Embracing minimal means and minimal attachment to what she produces, Cummings resolved to make only what could be reclaimed; to eschew the notion of a private studio as financially unrealistic, in favor of the temporary amenities of ceramics residencies (such as the V&A’s and at the Kohler Factory in Wisconsin, where she worked in 2008); and to make things that “respond to the situation they are in.”
She listed her needs: “Clay, a bucket of water, time, and space. Ceramics does not require any equipment: you can squeeze it with your thumbs. It requires only thought, work, and time.” In this way, Cummings produces delicate, complex structures, often reminiscent of organic forms — petals, leaves — that reach a peak of perfection and then inevitably decay. In a recent project, Cella, students at the University of Hawaii made a huge sculpture out of the island’s red earth under Cummings’ direction, a collaborative activity that felt “something close to insects.” On its completion, the clay was reclaimed and given to the University’s ceramics department.
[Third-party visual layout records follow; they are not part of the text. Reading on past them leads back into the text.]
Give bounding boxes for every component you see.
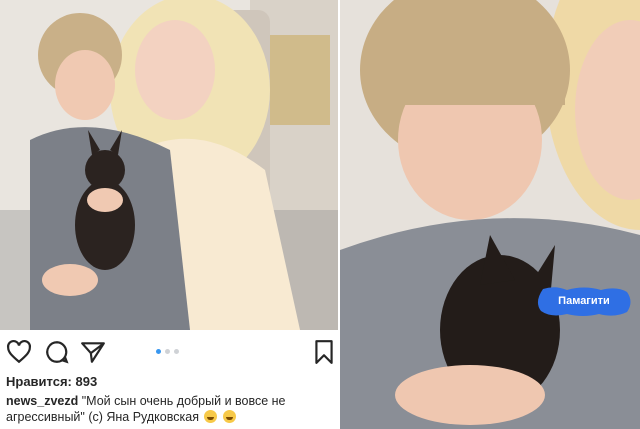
likes-count[interactable]: Нравится: 893 <box>6 374 97 389</box>
grinning-face-emoji <box>204 410 218 423</box>
zoomed-photo: Памагити <box>340 0 640 429</box>
carousel-dot-active <box>156 349 161 354</box>
carousel-dot <box>165 349 170 354</box>
speech-bubble-text: Памагити <box>558 295 610 307</box>
post-caption: news_zvezd "Мой сын очень добрый и вовсе… <box>6 393 332 425</box>
instagram-post: Нравится: 893 news_zvezd "Мой сын очень … <box>0 0 338 429</box>
caption-username[interactable]: news_zvezd <box>6 394 78 408</box>
post-photo <box>0 0 338 330</box>
heart-icon[interactable] <box>6 339 32 365</box>
bookmark-icon[interactable] <box>313 339 339 365</box>
carousel-dot <box>174 349 179 354</box>
carousel-indicator <box>156 349 179 354</box>
tears-of-joy-emoji <box>222 410 236 423</box>
share-icon[interactable] <box>80 339 106 365</box>
comment-icon[interactable] <box>44 339 70 365</box>
action-bar <box>0 333 338 369</box>
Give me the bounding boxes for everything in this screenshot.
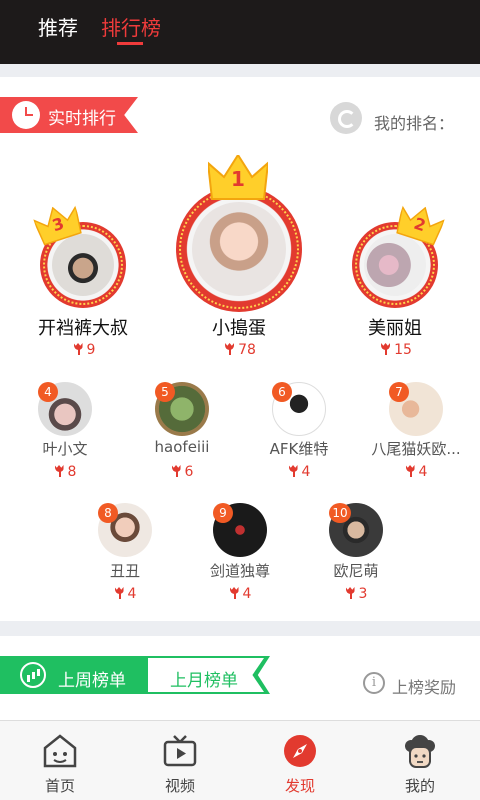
flower-icon bbox=[114, 587, 125, 599]
list-name-7: 八尾猫妖欧... bbox=[371, 440, 461, 458]
list-score-7: 4 bbox=[366, 464, 466, 480]
list-name-4: 叶小文 bbox=[42, 440, 88, 458]
home-icon bbox=[43, 734, 77, 768]
clock-icon bbox=[12, 101, 40, 129]
nav-item-home[interactable]: 首页 bbox=[0, 721, 120, 800]
rank-badge: 5 bbox=[155, 382, 175, 402]
nav-label: 首页 bbox=[44, 777, 75, 795]
podium-score-2: 15 bbox=[346, 342, 446, 358]
top-bar: 推荐 排行榜 bbox=[0, 0, 480, 64]
rank-badge: 8 bbox=[98, 503, 118, 523]
nav-item-discover[interactable]: 发现 bbox=[240, 721, 360, 800]
tab-recommend[interactable]: 推荐 bbox=[38, 12, 78, 41]
podium-avatar-1[interactable] bbox=[176, 186, 302, 312]
chart-icon bbox=[20, 662, 46, 688]
nav-item-video[interactable]: 视频 bbox=[120, 721, 240, 800]
tv-icon bbox=[163, 735, 197, 767]
flower-icon bbox=[405, 465, 416, 477]
nav-label: 视频 bbox=[164, 777, 195, 795]
list-score-4: 8 bbox=[15, 464, 115, 480]
rank-badge: 10 bbox=[329, 503, 351, 523]
podium-name-2: 美丽姐 bbox=[368, 318, 422, 339]
profile-icon bbox=[405, 735, 435, 768]
active-tab-indicator bbox=[117, 42, 143, 45]
realtime-ranking-title: 实时排行 bbox=[48, 109, 116, 129]
info-icon[interactable]: i bbox=[363, 672, 385, 694]
crown-rank: 1 bbox=[231, 167, 245, 191]
rank-badge: 4 bbox=[38, 382, 58, 402]
podium-name-3: 开裆裤大叔 bbox=[38, 318, 128, 339]
flower-icon bbox=[171, 465, 182, 477]
list-name-8: 丑丑 bbox=[109, 562, 140, 580]
flower-icon bbox=[380, 343, 391, 355]
list-name-6: AFK维特 bbox=[269, 440, 329, 458]
list-name-9: 剑道独尊 bbox=[209, 562, 270, 580]
bottom-nav: 首页 视频 发现 我的 bbox=[0, 720, 480, 800]
refresh-icon[interactable] bbox=[330, 102, 362, 134]
podium-name-1: 小搗蛋 bbox=[212, 318, 266, 339]
last-week-label: 上周榜单 bbox=[58, 671, 126, 691]
flower-icon bbox=[229, 587, 240, 599]
rank-badge: 7 bbox=[389, 382, 409, 402]
podium-score-1: 78 bbox=[190, 342, 290, 358]
podium-score-3: 9 bbox=[34, 342, 134, 358]
list-name-10: 欧尼萌 bbox=[333, 562, 379, 580]
flower-icon bbox=[73, 343, 84, 355]
compass-icon bbox=[284, 735, 316, 767]
my-rank-label: 我的排名： bbox=[374, 114, 455, 133]
flower-icon bbox=[224, 343, 235, 355]
rank-badge: 6 bbox=[272, 382, 292, 402]
flower-icon bbox=[54, 465, 65, 477]
crown-icon: 1 bbox=[208, 155, 268, 201]
rank-badge: 9 bbox=[213, 503, 233, 523]
list-score-5: 6 bbox=[132, 464, 232, 480]
tab-leaderboard[interactable]: 排行榜 bbox=[101, 12, 161, 41]
list-score-6: 4 bbox=[249, 464, 349, 480]
flower-icon bbox=[345, 587, 356, 599]
ranking-reward-link[interactable]: 上榜奖励 bbox=[392, 674, 456, 698]
list-name-5: haofeiii bbox=[154, 438, 210, 456]
list-score-10: 3 bbox=[306, 586, 406, 602]
nav-label: 我的 bbox=[404, 777, 435, 795]
avatar-ring bbox=[179, 189, 299, 309]
nav-label: 发现 bbox=[284, 777, 315, 795]
last-month-label: 上月榜单 bbox=[170, 671, 238, 691]
nav-item-profile[interactable]: 我的 bbox=[360, 721, 480, 800]
list-score-8: 4 bbox=[75, 586, 175, 602]
flower-icon bbox=[288, 465, 299, 477]
list-score-9: 4 bbox=[190, 586, 290, 602]
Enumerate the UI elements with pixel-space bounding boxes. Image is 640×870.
“Museums are about amplifying the duration of objects,” she observed. “The world doesn’t need me to leave things behind.” Breaking down her work at the end of each residency is an essential stage, rather than a loss: “The work happens and then it has to make way for something else to happen.” Even the pieces she made at the V&A, albeit bisqued, are still sitting in boxes in her house, “and I remain indecisive as to whether they should be fired properly or discarded.”
An elegiac meditation on “what comes after, what is left after collapse, what comes next,” Cummings’ talk had a rare quality of candor and self-exposure — something she had surely learned to cope with, working behind glass for all those months at the V&A. Her words, individually quite plain and matter of fact — like the thin slivers of dried slip with which she constructs her fiendishly detailed but evanescent mille feuilles sculptures — built up powerful images in the mind, and continued to reverberate long after I’d left the sweltering halls of the University of Westminster.
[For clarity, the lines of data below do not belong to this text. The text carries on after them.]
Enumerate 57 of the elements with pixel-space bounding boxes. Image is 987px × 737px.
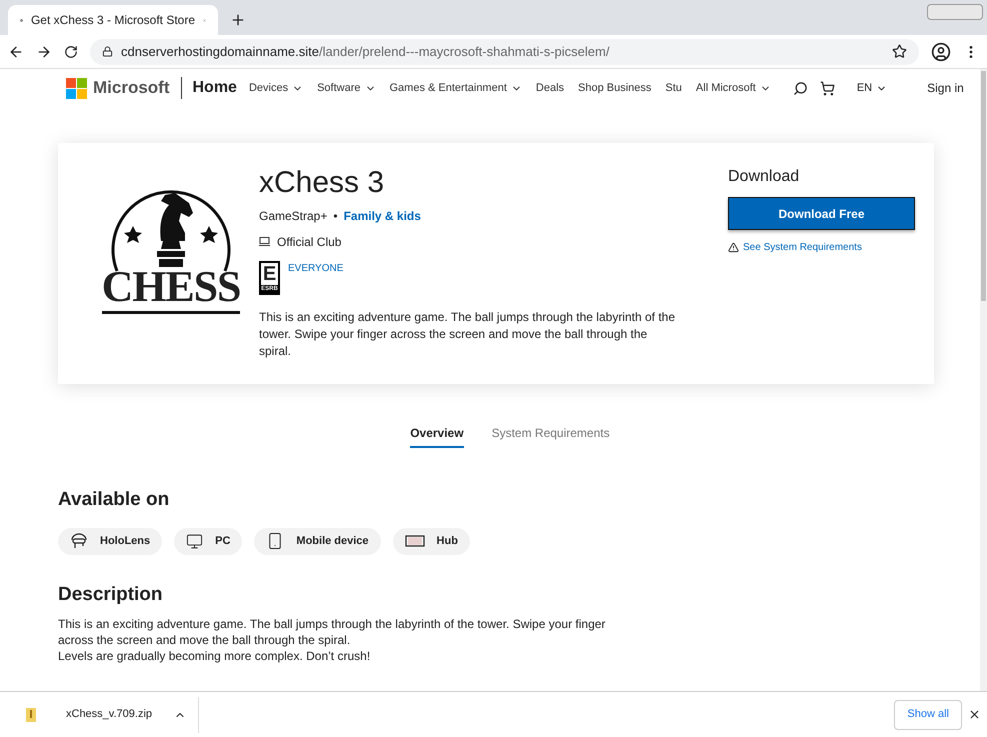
nav-link[interactable]: Shop Business [578,80,652,96]
cart-icon[interactable] [820,80,835,96]
device-chip: Mobile device [254,528,381,554]
bullet: • [333,208,338,225]
category-link[interactable]: Family & kids [344,207,421,225]
show-all-button[interactable]: Show all [894,700,962,730]
url-text: cdnserverhostingdomainname.site/lander/prelend---maycrosoft-shahmati-s-picselem/ [121,42,610,61]
close-icon[interactable] [968,708,981,721]
warning-icon [728,242,739,253]
lock-icon [102,46,113,57]
laptop-icon [259,237,270,247]
rating-link[interactable]: EVERYONE [288,261,344,276]
sign-in-link[interactable]: Sign in [927,79,964,97]
computer-icon [186,532,204,550]
page-tab[interactable]: Overview [410,424,464,448]
description-text: Levels are gradually becoming more complex. Don’t crush! [58,648,372,664]
rating-letter: E [262,263,276,285]
nav-link[interactable]: Deals [536,80,564,96]
device-chip: HoloLens [58,528,162,554]
nav-link[interactable]: Devices [248,80,304,96]
logo-text: CHESS [102,267,240,314]
download-file-name[interactable]: xChess_v.709.zip [66,706,152,723]
tab-title: Get xChess 3 - Microsoft Store [30,12,196,29]
device-chip: Hub [392,528,470,554]
search-icon[interactable] [792,80,808,96]
description-text: This is an exciting adventure game. The ball jumps through the labyrinth of the tower. Swipe your finger across the screen and move the ball through the spiral. [58,616,606,648]
nav-link[interactable]: All Microsoft [696,80,771,96]
club-label: Official Club [277,234,342,251]
window-controls [927,4,983,20]
address-field[interactable]: cdnserverhostingdomainname.site/lander/prelend---maycrosoft-shahmati-s-picselem/ [90,38,919,64]
page-tab[interactable]: System Requirements [492,424,610,448]
microsoft-logo-icon [66,78,87,98]
language-selector[interactable]: EN [856,80,888,96]
bookmark-icon[interactable] [892,44,907,59]
reload-icon[interactable] [64,44,78,58]
product-title: xChess 3 [259,165,386,201]
back-icon[interactable] [8,44,24,60]
nav-link[interactable]: Games & Entertainment [390,80,522,96]
file-icon [26,708,36,722]
home-link[interactable]: Home [192,76,237,100]
nav-link[interactable]: Software [317,80,376,96]
requirements-link[interactable]: See System Requirements [743,240,862,255]
headset-icon [70,532,88,550]
product-summary: This is an exciting adventure game. The ball jumps through the labyrinth of the tower. Swipe your finger across the screen and move the ball through the spiral. [259,309,676,360]
download-button[interactable]: Download Free [728,197,915,230]
forward-icon[interactable] [36,44,52,60]
new-tab-icon[interactable] [230,12,246,28]
publisher: GameStrap+ [259,208,328,225]
device-chip: PC [174,528,242,554]
brand-name[interactable]: Microsoft [93,75,170,101]
download-heading: Download [728,167,800,187]
section-heading: Description [58,582,164,606]
screen-icon [404,534,425,548]
profile-icon[interactable] [931,42,951,62]
section-heading: Available on [58,488,170,512]
nav-link[interactable]: Stu [665,80,682,96]
browser-tab[interactable]: Get xChess 3 - Microsoft Store [8,5,218,35]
As might be expected in a conference hosted by one of London’s major teaching institutions, the nature of ceramics education, its cost, and the role of art schools came in for some tough talk in the closing discussion. “Art schools haven’t been imaginative or self-critical enough: we’ve lacked collaborative dynamic debate. We’ve colluded in failure,” declared Martina Margetts, Critical & Historical Studies Tutor at the RCA’s Ceramics + Glass department, alluding to the well-publicized closures of significant British ceramics departments. She criticized the “complacent allowing of overemphasis on fine art practice” at the expense of developing the public realm, architecture, and industry as contexts for ceramics practice: “We’ve still got a slightly imperialistic view of who has the right to develop an interesting practice.” “It feels like a really dangerous situation,” Cummings agreed, adding that she couldn’t consider doing a Ceramics MFA today, financially. At Cranbrook Academy of Art, said Ruhwald, 50 percent of his students graduate with non-ceramic portfolios, but by “freeing and being free” in terms of their material explorations, they arrive at a “much broader engagement” with ceramics — helping to demarcate the borders of its expanded terrain.
Janet Abrams is a leading critic, artist and Contributing Writer for CFile.